Я взялся спереди, Федор – сзади, и мы понесли раненого.
– Скоро уже, – бодро пыхтел я. Хотел было добавить что-нибудь вроде «лишь бы все работало», но вовремя прикусил язык.
А в следующую минуту усомнился в своем позитивном прогнозе – скорого исцеления Саула. Нас не хотели пускать.
Откуда ни возьмись, появилось человек десять с ружьями, одетых кто во что горазд, длинноволосых и бородатых. Иные подвязывали свои патлы шнурками, превращая в «хвосты», а остальные так и ходили лохматыми. Совки!
– Стой! – крикнул кто-то из них, вскидывая руку.
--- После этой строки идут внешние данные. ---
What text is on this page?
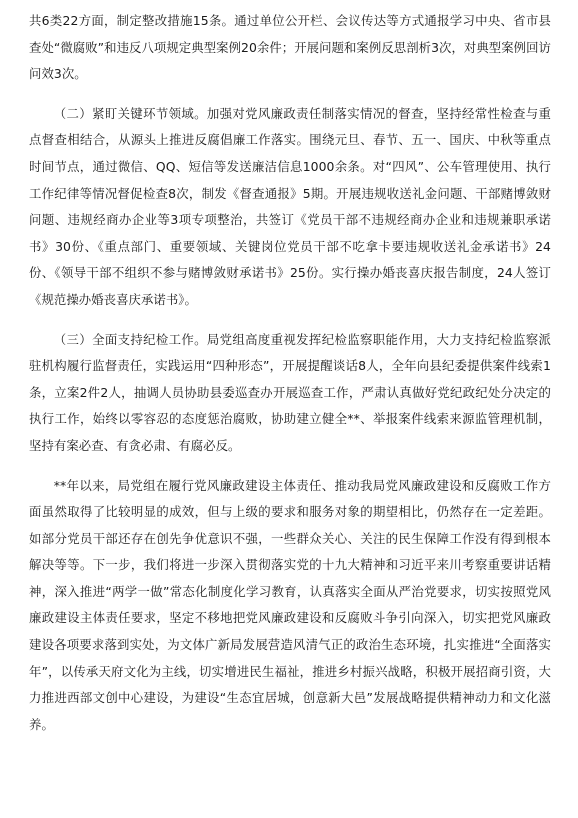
共6类22方面，制定整改措施15条。通过单位公开栏、会议传达等方式通报学习中央、省市县查处“微腐败”和违反八项规定典型案例20余件；开展问题和案例反思剖析3次，对典型案例回访问效3次。

（二）紧盯关键环节领域。加强对党风廉政责任制落实情况的督查，坚持经常性检查与重点督查相结合，从源头上推进反腐倡廉工作落实。围绕元旦、春节、五一、国庆、中秋等重点时间节点，通过微信、QQ、短信等发送廉洁信息1000余条。对“四风”、公车管理使用、执行工作纪律等情况督促检查8次，制发《督查通报》5期。开展违规收送礼金问题、干部赌博敛财问题、违规经商办企业等3项专项整治，共签订《党员干部不违规经商办企业和违规兼职承诺书》30份、《重点部门、重要领域、关键岗位党员干部不吃拿卡要违规收送礼金承诺书》24份、《领导干部不组织不参与赌博敛财承诺书》25份。实行操办婚丧喜庆报告制度，24人签订《规范操办婚丧喜庆承诺书》。

（三）全面支持纪检工作。局党组高度重视发挥纪检监察职能作用，大力支持纪检监察派驻机构履行监督责任，实践运用“四种形态”，开展提醒谈话8人，全年向县纪委提供案件线索1条，立案2件2人，抽调人员协助县委巡查办开展巡查工作，严肃认真做好党纪政纪处分决定的执行工作，始终以零容忍的态度惩治腐败，协助建立健全**、举报案件线索来源监管理机制，坚持有案必查、有贪必肃、有腐必反。

**年以来，局党组在履行党风廉政建设主体责任、推动我局党风廉政建设和反腐败工作方面虽然取得了比较明显的成效，但与上级的要求和服务对象的期望相比，仍然存在一定差距。如部分党员干部还存在创先争优意识不强，一些群众关心、关注的民生保障工作没有得到根本解决等等。下一步，我们将进一步深入贯彻落实党的十九大精神和习近平来川考察重要讲话精神，深入推进“两学一做”常态化制度化学习教育，认真落实全面从严治党要求，切实按照党风廉政建设主体责任要求，坚定不移地把党风廉政建设和反腐败斗争引向深入，切实把党风廉政建设各项要求落到实处，为文体广新局发展营造风清气正的政治生态环境，扎实推进“全面落实年”，以传承天府文化为主线，切实增进民生福祉，推进乡村振兴战略，积极开展招商引资，大力推进西部文创中心建设，为建设“生态宜居城，创意新大邑”发展战略提供精神动力和文化滋养。
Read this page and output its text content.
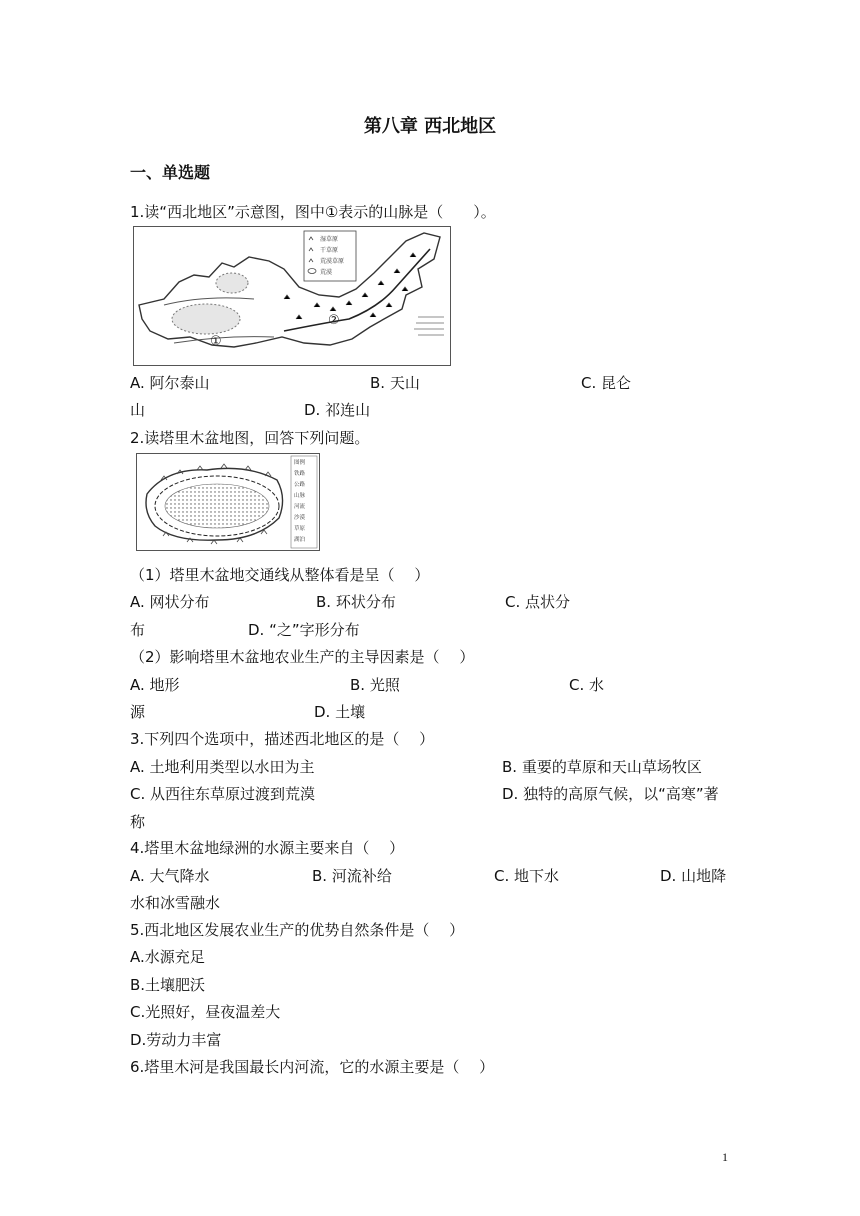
第八章 西北地区
一、单选题
1.读“西北地区”示意图，图中①表示的山脉是（　　）。
湿草原
干草原
荒漠草原
荒漠
①
②
A. 阿尔泰山	B. 天山	C. 昆仑
山	D. 祁连山
2.读塔里木盆地图，回答下列问题。
图例
铁路
公路
山脉
河流
沙漠
草原
湖泊
（1）塔里木盆地交通线从整体看是呈（　 ）
A. 网状分布	B. 环状分布	C. 点状分
布	D. “之”字形分布
（2）影响塔里木盆地农业生产的主导因素是（　 ）
A. 地形	B. 光照	C. 水
源	D. 土壤
3.下列四个选项中，描述西北地区的是（　 ）
A. 土地利用类型以水田为主	B. 重要的草原和天山草场牧区
C. 从西往东草原过渡到荒漠	D. 独特的高原气候，以“高寒”著
称
4.塔里木盆地绿洲的水源主要来自（　 ）
A. 大气降水	B. 河流补给	C. 地下水	D. 山地降
水和冰雪融水
5.西北地区发展农业生产的优势自然条件是（　 ）
A.水源充足
B.土壤肥沃
C.光照好，昼夜温差大
D.劳动力丰富
6.塔里木河是我国最长内河流，它的水源主要是（　 ）
1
Мы остановились, и Федор спросил:
– И че делать?
Я подумал и сказал:
– Опускай!
Мы опустили носилки, а я повернулся к Кузьмичу и решительно сказал:
– Будем считать, что я тебя вычислил, суперагент, и ты спалился. Давай, прочисти этим мозги!
Бунша внимательно посмотрел на меня и фыркнул насмешливо. Забросив винтовку за спину, он пошагал к встречающим. Не дойдя метров трех до «совков», он остановился и зачем-то снял сапог.
– Я спецуполномоченный Совета, – проговорил он раздельно, – вот мои документы.
С этими словами Кузьмич выдрал стельку и передал совку, чья пышная шевелюра была всклокочена в стиле «Я упал с сеновала».
Совок осторожно принял «документ», осторожно оторвал тряпицу, на которой что-то было написано, и даже стояла печать, вчитался. Кивнул и сказал глухим басом:
– Имеешь право. Эти с тобой?
– Так точно.
– Раненый?
– При смерти.
– Проходите!
Совки разошлись, и я не стал мешкать.
– Поднимаем!
Мы с Федором взяли носилки с Саулом и потащили к Цитадели. Эдик догонял нас, катя тележку с останками Терма.
– Спасибо, Кузьмич… – простонал Репнин, не раскрывая глаз.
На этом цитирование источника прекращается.